Land use, -planning and -management

How can major cities strengthen their role as global players without marginalising their citizens?

Debate in Barcelona argues if it is possible to promote the internationalisation of metropolises without causing the gentrification and impoverishment of their territory

One of the main challenges facing large cities and metropolitan areas is the contradiction between their important role in the global economy and society, and the unequal distribution, within their own territories, of the benefits derived from this role. One of the most visible faces of these inequalities is gentrification, a process that almost every metropolis in the world has experienced to a greater or lesser degree. The new Metropolis Observatory issue paper, "Gentrification and impoverishment of the metropolises", sheds light on this dilemma. The publication was launched last Thursday in Barcelona, at the public library of Poble Sec, a neighbourhood that original residents are progressively being forced to leave, due to rising living costs.

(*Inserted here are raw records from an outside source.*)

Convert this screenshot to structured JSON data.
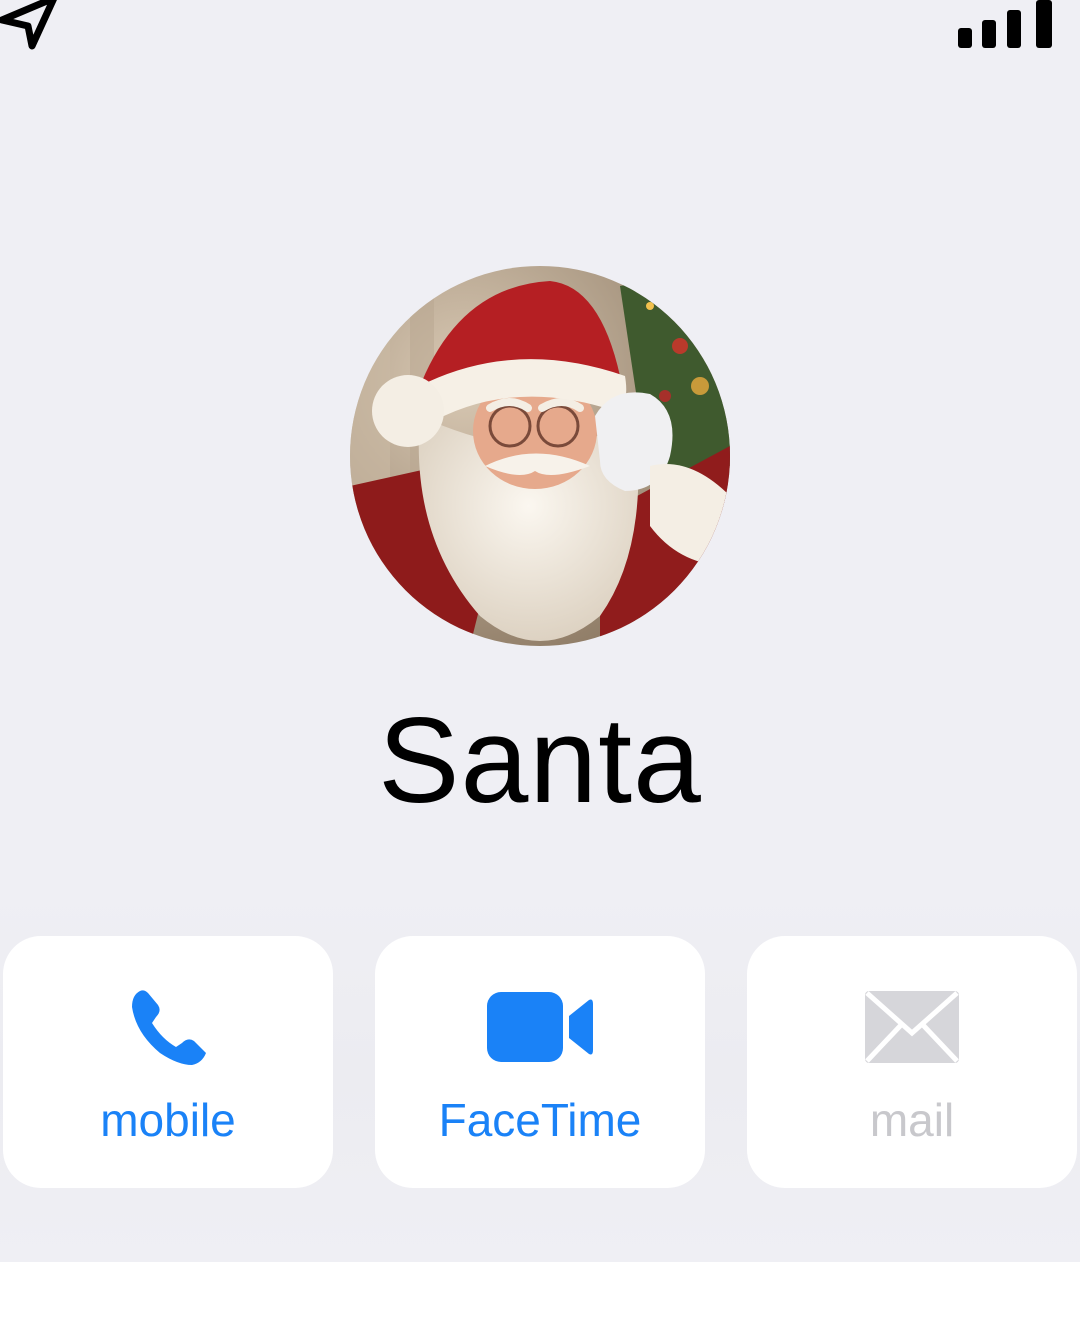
{
  "status_bar": {
    "left_icon": "location-arrow-icon",
    "right_icon": "cellular-signal-icon"
  },
  "contact": {
    "name": "Santa",
    "photo": "santa-claus-photo"
  },
  "actions": [
    {
      "id": "mobile",
      "label": "mobile",
      "icon": "phone-icon",
      "enabled": true,
      "color": "#1a82f7"
    },
    {
      "id": "facetime",
      "label": "FaceTime",
      "icon": "video-camera-icon",
      "enabled": true,
      "color": "#1a82f7"
    },
    {
      "id": "mail",
      "label": "mail",
      "icon": "envelope-icon",
      "enabled": false,
      "color": "#c8c8cc"
    }
  ],
  "colors": {
    "background": "#efeff4",
    "card": "#ffffff",
    "accent": "#1a82f7",
    "disabled": "#c8c8cc",
    "text": "#000000"
  }
}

The event was co-organized by the Barcelona Metropolitan Strategic Plan (PEMB, for its acronym in Catalan) and featured speeches from the author of the issue paper, the economist and sociologist Josep Maria Pascual, and also from experts who analyse the processes of gentrification from different perspectives.

To introduce the publication, Pascual explained that gentrification, understood as a process of substitution of the working classes in certain neighbourhoods by others with greater purchasing power, is associated with the loss of the residential function of deteriorated neighbourhoods and their replacement by offices, business centres and/or tourist accommodation, the expulsion of traditional commerce, and the impoverishment of other metropolitan neighbourhoods.

Gentrification

The author insisted on the metropolitan scale of the process and its consequences: "In metropolitan spaces, centrifugal and centripetal forces are activated, and in metropolitan areas there is a process of impoverishment linked to gentrification. It is important, therefore, to act with a territorially broad vision, focusing actions on the most vulnerable neighbourhoods", he pointed out.

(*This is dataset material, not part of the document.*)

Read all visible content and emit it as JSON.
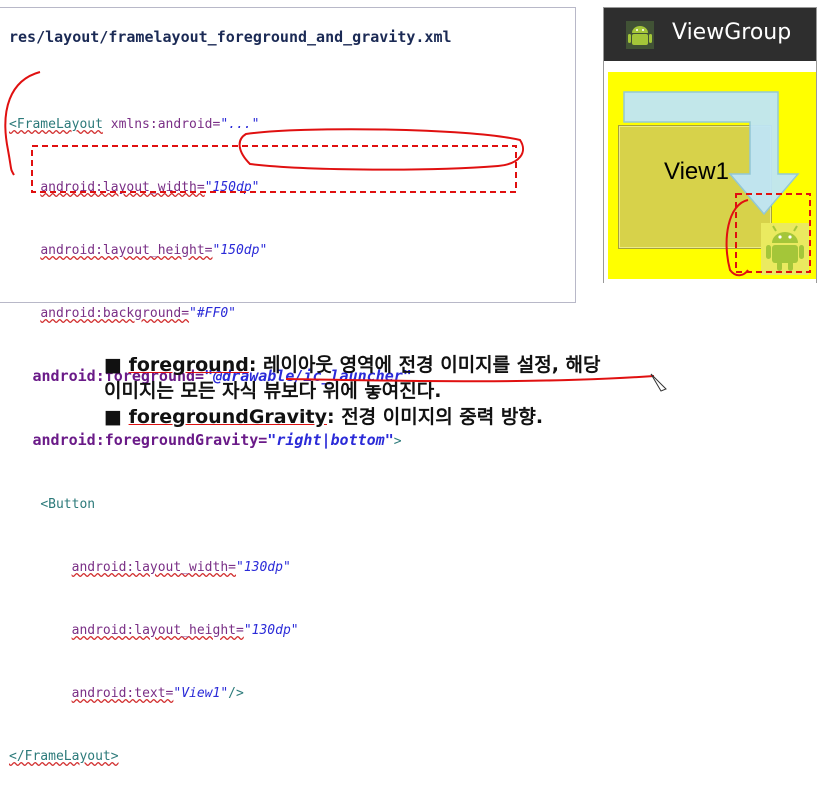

According to Sergio Porcel, PhD in Sociology and head of the Social and Urban Cohesion Area of the Barcelona Institute of Regional and Metropolitan Studies (IERMB, for is acronym in Catalan) gentrification does cause an increase in territorial inequalities in the first ring and in the metropolitan area of Barcelona. He assures that in the case of the metropolitan area of Barcelona, there is a predominance of more qualified population that is favouring the increase of center-periphery inequalities and urges to give the metropolitan change to the policies that are being done.

On the other hand, Adriana Ciocoletto, PhD in architecture and urban planner, founding member of Col-lectiu Punt 6, a cooperative of urban planners, sociologists and feminist architects, has pointed out that both commercialisation and tourism must have preventive measures and be approached from the metropolitan point of view. She said that gentrification is a consequence of the capitalist system, with differentiating impacts with respect to gender. "The expulsion because of the lack of affordable housing in the neighbourhoods and the loss of proximity trade lead to the loss of social life, quality of life, vitality and mutual aid between women, who are responsible for 80% of the care and those who move around the neighbourhoods", she added.

 

Internationalisation vs. gentrification

One of the main questions in the debate has been whether it is possible to promote the internationalisation of metropolises without causing the gentrification and impoverishment of their territory.

According to Pascual, we should avoid speaking in terms of duality, i.e., global city or local city, because a metropolis does need spaces for internationalisation. The pressing issue, according to him, is where these spaces are placed: "We have to distribute them in a wider and polycentric territory, before giving up promoting international metropolises. Why shouldn't we make policies in an orderly way? Investors are already going into metropolitan spaces, but in a completely anarchic way. Collaboration and metropolitan planning are necessary," he said.

Bringing a global perspective to the debate, Álvaro Puertas, secretary general of Habitat International Coalition (HIC) highlighted that the model of competition between metropolises implies exclusion. In order to leave no one behind, he suggested, instead, promoting collaboration between cities. Puertas affirmed that the process of commodification of the planet encompasses urban public space and housing, which become susceptible to be bought and sold just like any other product in the market. He stressed it is necessary to treat housing as  right and not a commodity in order to promote social cohesion and quality of life, guaranteeing the right to the city and the metropolis. Puertas cited housing cooperatives and protected housing as examples of measures that allow policies to be made in a different way, across the wholeness of metropolitan territories.

The issue paper "Gentrification and impoverishment of the metropolises" is the seventh in the Metropolis Observatory's collection of publications. This collection approaches a series of contemporary topics and challenges which local governments are facing in the area of metropolitan affairs. As a whole, the collection makes it possible to create a global metropolitan narrative.